Greens leader Richard Di Natale has added his voice to growing calls across the international community for one of the world's biggest oil companies to rethink its involvement in a gas-mining operation in occupied West Papua, as Indonesia continues to face accusations of grave human rights abuses.
Earlier this year, UK Journalist of the Year, Michael Gillard snuck into West Papua posing as a doctor to investigate British Petroleum's operations in Bintuni Bay, where it's trying to exploit a $10 billion gas field called Tangguh.

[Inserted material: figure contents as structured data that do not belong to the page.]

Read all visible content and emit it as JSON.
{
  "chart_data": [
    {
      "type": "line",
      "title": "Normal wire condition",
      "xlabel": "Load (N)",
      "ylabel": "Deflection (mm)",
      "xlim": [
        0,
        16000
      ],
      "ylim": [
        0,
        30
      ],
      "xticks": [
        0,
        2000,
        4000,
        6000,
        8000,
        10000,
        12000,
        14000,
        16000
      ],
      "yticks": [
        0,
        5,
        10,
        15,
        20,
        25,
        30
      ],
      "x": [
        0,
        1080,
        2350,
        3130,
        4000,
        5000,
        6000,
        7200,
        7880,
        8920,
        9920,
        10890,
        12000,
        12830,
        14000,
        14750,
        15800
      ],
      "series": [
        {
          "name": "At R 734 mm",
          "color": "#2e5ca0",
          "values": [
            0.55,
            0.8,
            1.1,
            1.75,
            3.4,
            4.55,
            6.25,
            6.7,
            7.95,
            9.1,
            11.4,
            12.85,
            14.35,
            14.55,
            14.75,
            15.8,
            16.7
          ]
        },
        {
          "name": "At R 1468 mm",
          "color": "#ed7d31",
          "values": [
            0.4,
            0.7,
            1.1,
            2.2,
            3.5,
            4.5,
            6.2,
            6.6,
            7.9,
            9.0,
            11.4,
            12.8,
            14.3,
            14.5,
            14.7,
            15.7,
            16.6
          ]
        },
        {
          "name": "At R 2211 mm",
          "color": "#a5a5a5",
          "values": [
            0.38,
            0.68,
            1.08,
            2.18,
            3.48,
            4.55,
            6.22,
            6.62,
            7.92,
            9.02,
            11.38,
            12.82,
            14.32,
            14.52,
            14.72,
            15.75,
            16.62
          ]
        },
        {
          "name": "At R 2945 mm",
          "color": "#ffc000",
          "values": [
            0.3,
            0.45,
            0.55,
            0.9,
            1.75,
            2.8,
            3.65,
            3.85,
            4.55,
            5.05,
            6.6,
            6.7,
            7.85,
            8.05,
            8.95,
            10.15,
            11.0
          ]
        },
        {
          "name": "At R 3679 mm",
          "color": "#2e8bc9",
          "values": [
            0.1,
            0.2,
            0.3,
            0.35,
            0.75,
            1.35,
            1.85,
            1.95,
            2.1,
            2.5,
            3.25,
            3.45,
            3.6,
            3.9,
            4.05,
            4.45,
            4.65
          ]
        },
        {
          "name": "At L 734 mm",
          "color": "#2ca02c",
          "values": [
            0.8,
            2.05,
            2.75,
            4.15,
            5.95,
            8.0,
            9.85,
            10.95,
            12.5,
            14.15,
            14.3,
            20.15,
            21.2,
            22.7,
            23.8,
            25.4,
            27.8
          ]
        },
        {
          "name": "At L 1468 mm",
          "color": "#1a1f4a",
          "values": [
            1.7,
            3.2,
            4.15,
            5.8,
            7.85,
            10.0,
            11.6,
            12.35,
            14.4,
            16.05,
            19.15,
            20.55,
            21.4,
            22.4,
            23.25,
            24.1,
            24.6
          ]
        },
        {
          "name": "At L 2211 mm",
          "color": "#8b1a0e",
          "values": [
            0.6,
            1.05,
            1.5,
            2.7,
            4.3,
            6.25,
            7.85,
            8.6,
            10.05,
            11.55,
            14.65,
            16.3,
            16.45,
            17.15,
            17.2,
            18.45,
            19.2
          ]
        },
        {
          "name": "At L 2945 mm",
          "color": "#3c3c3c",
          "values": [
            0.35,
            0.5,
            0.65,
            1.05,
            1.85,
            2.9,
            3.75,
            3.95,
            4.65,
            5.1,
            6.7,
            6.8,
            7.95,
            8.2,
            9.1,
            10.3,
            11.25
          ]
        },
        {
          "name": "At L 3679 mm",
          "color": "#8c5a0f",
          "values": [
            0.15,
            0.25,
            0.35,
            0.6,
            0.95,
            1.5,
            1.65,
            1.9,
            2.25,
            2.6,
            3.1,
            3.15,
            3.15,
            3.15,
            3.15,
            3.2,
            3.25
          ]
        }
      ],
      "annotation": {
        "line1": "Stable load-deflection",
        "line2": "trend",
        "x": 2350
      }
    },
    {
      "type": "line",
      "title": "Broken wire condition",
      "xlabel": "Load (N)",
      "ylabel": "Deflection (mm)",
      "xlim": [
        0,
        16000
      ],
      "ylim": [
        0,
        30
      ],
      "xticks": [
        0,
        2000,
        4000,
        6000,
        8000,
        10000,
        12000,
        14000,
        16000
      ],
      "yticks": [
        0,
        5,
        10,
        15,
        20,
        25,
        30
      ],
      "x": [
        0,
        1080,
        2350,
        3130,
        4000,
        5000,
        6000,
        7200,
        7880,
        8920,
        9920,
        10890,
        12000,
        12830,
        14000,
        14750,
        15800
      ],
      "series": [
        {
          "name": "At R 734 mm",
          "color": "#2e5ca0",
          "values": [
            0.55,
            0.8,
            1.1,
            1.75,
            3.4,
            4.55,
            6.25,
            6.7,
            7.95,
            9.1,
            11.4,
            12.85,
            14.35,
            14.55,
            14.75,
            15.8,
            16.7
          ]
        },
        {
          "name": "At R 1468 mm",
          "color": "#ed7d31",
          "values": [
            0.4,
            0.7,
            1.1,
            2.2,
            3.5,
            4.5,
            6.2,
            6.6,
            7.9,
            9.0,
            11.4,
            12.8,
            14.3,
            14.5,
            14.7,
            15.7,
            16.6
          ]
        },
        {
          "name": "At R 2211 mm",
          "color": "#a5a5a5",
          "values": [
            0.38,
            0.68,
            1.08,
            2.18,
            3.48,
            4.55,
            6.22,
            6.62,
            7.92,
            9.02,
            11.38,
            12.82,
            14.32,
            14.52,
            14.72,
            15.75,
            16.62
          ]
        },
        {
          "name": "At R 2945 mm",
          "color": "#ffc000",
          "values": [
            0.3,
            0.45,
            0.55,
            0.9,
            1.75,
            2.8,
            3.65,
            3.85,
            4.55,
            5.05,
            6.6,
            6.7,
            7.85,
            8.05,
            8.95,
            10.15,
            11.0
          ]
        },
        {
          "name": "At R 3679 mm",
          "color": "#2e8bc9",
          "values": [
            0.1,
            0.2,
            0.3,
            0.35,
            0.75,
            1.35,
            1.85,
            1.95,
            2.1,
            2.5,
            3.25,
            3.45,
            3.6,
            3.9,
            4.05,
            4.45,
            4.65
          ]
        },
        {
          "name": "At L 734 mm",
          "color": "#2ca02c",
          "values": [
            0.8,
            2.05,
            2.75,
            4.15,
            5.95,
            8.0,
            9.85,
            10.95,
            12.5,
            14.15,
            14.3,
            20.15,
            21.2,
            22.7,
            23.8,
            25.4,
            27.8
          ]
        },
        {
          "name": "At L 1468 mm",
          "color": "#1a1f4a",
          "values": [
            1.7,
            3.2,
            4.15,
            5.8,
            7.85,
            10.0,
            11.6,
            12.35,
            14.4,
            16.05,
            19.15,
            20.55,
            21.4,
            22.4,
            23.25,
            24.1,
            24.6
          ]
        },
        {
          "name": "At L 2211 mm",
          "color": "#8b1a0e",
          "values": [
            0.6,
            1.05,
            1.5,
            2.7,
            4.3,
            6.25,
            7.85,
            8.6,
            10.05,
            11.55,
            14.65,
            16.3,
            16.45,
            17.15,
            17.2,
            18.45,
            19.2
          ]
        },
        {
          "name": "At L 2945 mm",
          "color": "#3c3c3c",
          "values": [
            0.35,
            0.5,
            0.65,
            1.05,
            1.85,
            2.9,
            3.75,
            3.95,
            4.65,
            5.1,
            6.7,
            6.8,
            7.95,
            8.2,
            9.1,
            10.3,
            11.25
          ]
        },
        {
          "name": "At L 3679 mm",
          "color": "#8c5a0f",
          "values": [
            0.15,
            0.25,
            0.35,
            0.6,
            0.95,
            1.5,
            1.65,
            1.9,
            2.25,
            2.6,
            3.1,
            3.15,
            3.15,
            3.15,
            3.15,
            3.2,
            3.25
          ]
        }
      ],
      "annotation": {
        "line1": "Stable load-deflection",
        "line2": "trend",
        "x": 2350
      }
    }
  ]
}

Journalists are banned from the Indonesian-occupied territory. Even the United Nations can't gain access. Gillard's exclusive report on the situation in West Papua was released yesterday. Gillard found:
- BP security guards are spying on the local community and passing intelligence on 'disruptive individuals' to the military;
- Well-armed Indonesian security forces are now secretly stationed inside the oil company's base;
- Retired senior Indonesian police and military officers are running an 'elite cadre' of BP guards armed with stun guns and rubber bullets who are given 'behaviour profiling' training in how to spot agitators. The self-styled ethical oil company is using counter-terrorism to justify these measures; and
- Violence in the region has increased markedly, with activists rounded up by Indonesian military.
Critics fear that the counter-terrorism is a cover for increasing state surveillance on the growing student and social movements seeking political freedoms and ultimately self-determination for West Papua.
The head of the Papuan organisation that provided human rights training to BP security told New Matilda that a network of undercover military intelligence agents is also targeting peaceful social movements in Bintuni Bay, who are being swept up in mass arrests.
Richard Di Natale, who leads the Greens party in Australia has a long history of advocating on the rights of West Papuans, who have faced a brutal occupation by Indonesia since the 1960s.
"West Papuans are some of our closest neighbours, yet there is a veil of silence in Australia about the appalling human rights abuses that occur there, and the fact that they have been denied their right to self-determination," Mr Di Natale said.
"BP should bear in mind that it is collaborating with security forces who are implicated in serious atrocities. These forces are willing to beat and even kill people simply for peacefully flying the Morning Star flag.
"Let's hope that as more people find out what's happening in Bintuni Bay, BP will face pressure from the international community and its own shareholders to drastically shift course and consider the rights of the indigenous locals."
The militarisation of BP's Tangguh operation comes as a recent Amnesty International report on West Papua documented 95 extrajudicial killings by soldiers and police in the last eight years, and thousands of unlawful political arrests.
Control of West Papua was established by a brutal invasion where an estimated 30,000 Papuans were killed between 1965 and 1969 by US-backed Indonesian security forces.
The soldiers were fresh from murdering over 500,000 suspected communist sympathisers in their own country, as described in British documentary maker Joshua Oppenheimer's much lauded film, The Act of Killing.
Indonesian military intelligence then rigged a controversial vote among selected Papuans in 1969, which to its discredit the United Nations went along with.
Di Natale is the latest leader to call for the international community and the United Nations must to face up to its responsibility to confront multinational companies and Jakarta over their conduct in West Papua.
British peer, Lord Harries of Pentregarth, the former bishop of Oxford, told New Matilda it was "high time the world woke up to the slow motion genocide" taking place and questioned the involvement of one of Britain's biggest companies.
"BP are siphoning off West Papuan resources to Indonesia blind to the brutal repression going on around them," he said. "Ever since Indonesia invaded West Papua in 1961 Papuans have been bitterly repressed, with hundreds of thousands being killed. The Indonesian Government are desperate to hide what is happening from the rest of the world."
Benny Wenda, the recently elected leader of the United Movement for the Liberation of West Papua (UMLWP), who was granted political asylum in the United Kingdom 16 years ago, accused BP of "supporting an illegal occupation [and] operating in the middle of a genocide".
British Labour party leader, Jeremy Corbyn, has long supported Wenda and West Papuan independence and endorsed a petition that the UMLWP leader presented to the United Nations last year.
Alex Sobel, a Labour MP and chairman of the British parliament's all-party group on West Papua, called on BP to pull out of the country until it becomes self-governing.
"BP are operating amid clear human rights abuses. They should learn the lesson of Shell in [Nigeria] and withdraw from West Papua until such time the West Papuans are in control of their land."